After listening for a moment to the newcomer and Adams, Barbara took Deston by the arm and led him away. "Just a little bit of that gibberish is a bountiful sufficiency, husband mine. So I think we'd better take Captain French's advice, don't you?"
Since there was only one star in Jones' "Confusion" (by the book, "Volume of Uncertainty") finding the Procyon was no problem at all. High Brass came in quantity and the entire story—except for one bit of biology—was told. Two huge subspace-going machine shops also came, and a thousand mechanics, who worked on the crippled liner for almost three weeks.
Then the Procyon started back for Earth under her own subspace drive, under the command of Captain Theodore Jones. His first, last, and only subspace command, of course, since he was now a married man. Deston had wanted to resign while still a First Officer, but his superiors would not accept his resignation until his promotion "for outstanding services" came through. Thus, Ex-Captain Carlyle Deston and his wife were dead-heading, not quite back to Earth, but to the transfer-point for the planet Newmars.
"Theodore Warner Deston is going to be born on Newmars, where he should be," Barbara had said, and Deston had agreed.
"But suppose she's Theodora?" Bernice had twitted her.
"Uh-uh," Barbara had said, calmly. "I just know he's Theodore."

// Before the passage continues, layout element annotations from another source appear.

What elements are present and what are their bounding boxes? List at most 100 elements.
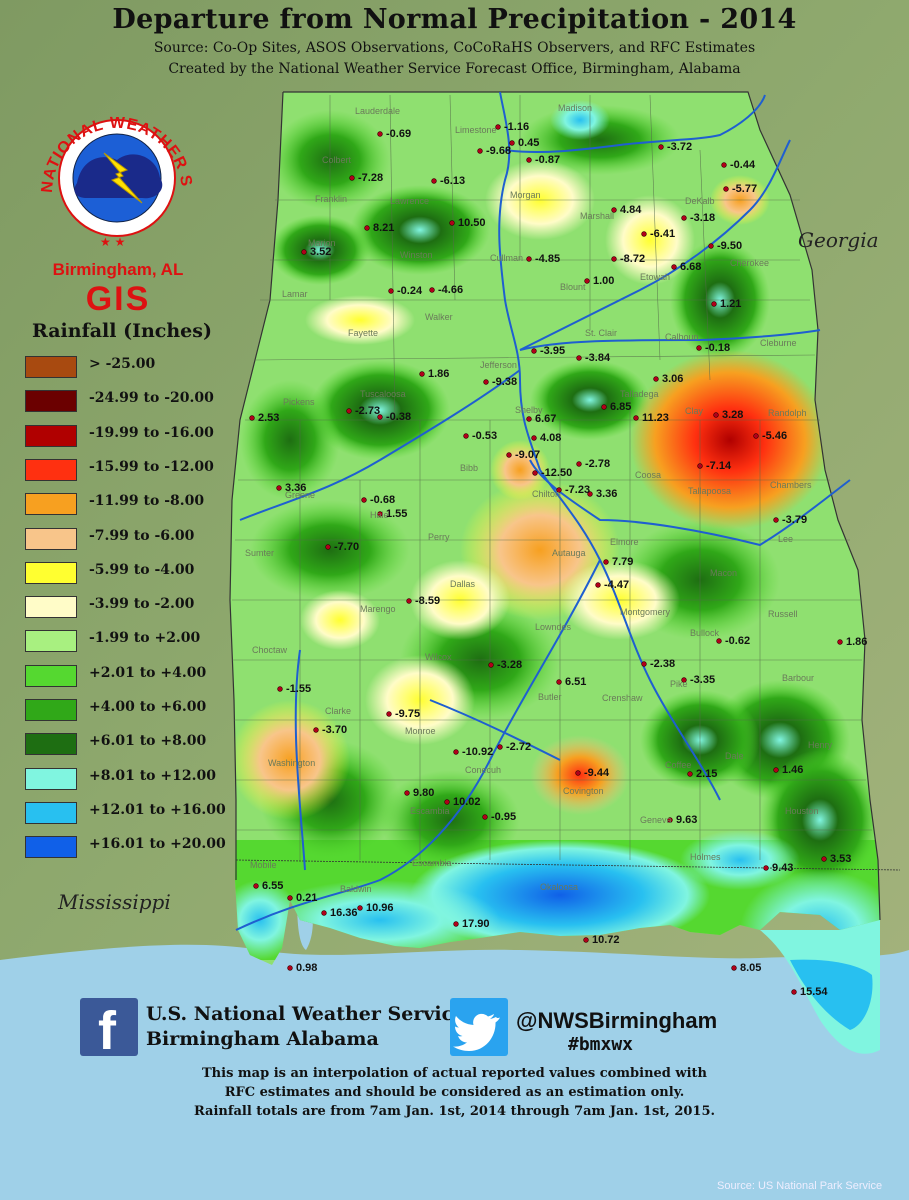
legend-swatch <box>25 767 77 790</box>
legend-swatch <box>25 596 77 619</box>
county-label: Monroe <box>405 726 436 736</box>
station-value: 6.55 <box>262 880 284 892</box>
state-label-mississippi: Mississippi <box>58 890 171 914</box>
station-marker <box>671 264 677 270</box>
station-marker <box>753 433 759 439</box>
county-label: Conecuh <box>465 765 502 775</box>
legend-label: +8.01 to +12.00 <box>89 767 216 784</box>
station-value: 1.86 <box>428 368 450 380</box>
station-value: 3.52 <box>310 246 332 258</box>
county-label: Okaloosa <box>540 882 579 892</box>
county-label: Tallapoosa <box>688 486 732 496</box>
county-label: Geneva <box>640 815 672 825</box>
station-value: 1.21 <box>720 298 742 310</box>
twitter-icon[interactable] <box>450 998 508 1056</box>
station-value: -3.28 <box>497 659 523 671</box>
legend-label: > -25.00 <box>89 356 156 372</box>
county-label: Lowndes <box>535 622 572 632</box>
station-marker <box>681 677 687 683</box>
station-value: -0.95 <box>491 811 517 823</box>
station-marker <box>287 895 293 901</box>
station-value: 1.86 <box>846 636 868 648</box>
county-label: Elmore <box>610 537 639 547</box>
station-marker <box>364 225 370 231</box>
legend-swatch <box>25 699 77 721</box>
county-label: Chilton <box>532 489 561 499</box>
station-value: 1.55 <box>386 508 408 520</box>
legend-item: -24.99 to -20.00 <box>25 386 235 416</box>
county-label: Talladega <box>620 389 659 399</box>
facebook-icon[interactable]: f <box>80 998 138 1061</box>
station-marker <box>277 686 283 692</box>
county-label: Chambers <box>770 480 812 490</box>
station-value: -0.62 <box>725 635 751 647</box>
station-value: -12.50 <box>541 467 573 479</box>
legend-label: -15.99 to -12.00 <box>89 458 214 475</box>
county-label: Lawrence <box>390 196 430 206</box>
station-marker <box>531 435 537 441</box>
station-value: 11.23 <box>642 412 669 424</box>
station-value: 9.63 <box>676 814 698 826</box>
station-marker <box>575 770 581 776</box>
county-label: Dale <box>725 751 744 761</box>
legend-item: -1.99 to +2.00 <box>25 626 235 656</box>
county-label: Coffee <box>665 760 692 770</box>
county-label: Lee <box>778 534 794 544</box>
county-label: Bullock <box>690 628 720 638</box>
station-marker <box>556 487 562 493</box>
station-value: 10.50 <box>458 217 486 229</box>
station-marker <box>526 416 532 422</box>
station-value: -1.16 <box>504 121 530 133</box>
legend-swatch <box>25 527 77 550</box>
county-label: Fayette <box>348 328 379 338</box>
county-label: DeKalb <box>685 196 715 206</box>
county-label: Lamar <box>282 289 308 299</box>
station-marker <box>477 148 483 154</box>
legend-item: -19.99 to -16.00 <box>25 421 235 451</box>
station-value: -7.14 <box>706 460 732 472</box>
county-label: Shelby <box>515 405 543 415</box>
station-value: 10.02 <box>453 796 481 808</box>
station-value: 3.28 <box>722 409 744 421</box>
station-value: 8.21 <box>373 222 395 234</box>
station-value: -1.55 <box>286 683 312 695</box>
twitter-handle[interactable]: @NWSBirmingham <box>516 1008 718 1033</box>
county-lines <box>232 94 872 860</box>
legend-label: +6.01 to +8.00 <box>89 733 207 750</box>
legend-label: -1.99 to +2.00 <box>89 630 201 647</box>
station-value: -0.24 <box>397 285 423 297</box>
county-label: Covington <box>563 786 604 796</box>
station-value: -10.92 <box>462 746 494 758</box>
station-marker <box>287 965 293 971</box>
county-label: Wilcox <box>425 652 452 662</box>
station-value: 1.00 <box>593 275 615 287</box>
station-value: -7.23 <box>565 484 591 496</box>
station-value: 0.21 <box>296 892 318 904</box>
map-credit: Source: US National Park Service <box>717 1180 883 1192</box>
county-label: Greene <box>285 490 316 500</box>
station-value: -0.87 <box>535 154 561 166</box>
station-value: -3.72 <box>667 141 693 153</box>
station-marker <box>556 679 562 685</box>
station-marker <box>276 485 282 491</box>
station-marker <box>603 559 609 565</box>
station-value: -8.59 <box>415 595 441 607</box>
station-marker <box>249 415 255 421</box>
station-value: 1.46 <box>782 764 804 776</box>
station-marker <box>653 376 659 382</box>
station-marker <box>576 461 582 467</box>
gulf-water <box>0 944 909 1200</box>
county-label: Jefferson <box>480 360 517 370</box>
station-value: -2.38 <box>650 658 676 670</box>
station-marker <box>531 348 537 354</box>
county-label: Escambia <box>410 806 450 816</box>
station-marker <box>388 288 394 294</box>
state-border <box>283 91 881 921</box>
station-marker <box>713 412 719 418</box>
station-value: -9.75 <box>395 708 421 720</box>
station-value: -4.66 <box>438 284 464 296</box>
station-marker <box>633 415 639 421</box>
county-label: Hale <box>370 510 389 520</box>
station-value: 6.85 <box>610 401 632 413</box>
twitter-hashtag[interactable]: #bmxwx <box>568 1034 634 1055</box>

"Uh-huh, I know." Bernice had nodded her spectacular head. "And we wanted a girl, so she is. Barbara Bernice Jones, her name is. A living doll."
Although both pregnancies were well advanced, neither was very near full term. Thus it was clear that both periods of gestation were going to be well over a year in length; but none of the five persons who knew it so much as mentioned the fact. To Adams it was only one tiny datum in an incredibly huge and complex mathematical structure. The parents did not want to be pilloried as crackpots, as publicity-seeking liars, or as being unable to count; and they knew that nobody would believe them if they told the truth; even—or especially?—no medical doctor. The more any doctor knew about gynecology and obstetrics, in fact, the less he would believe any such story as theirs.
Of what use is it to pit such puny and trivial things as facts against rock-ribbed, iron-bound, entrenched AUTHORITY?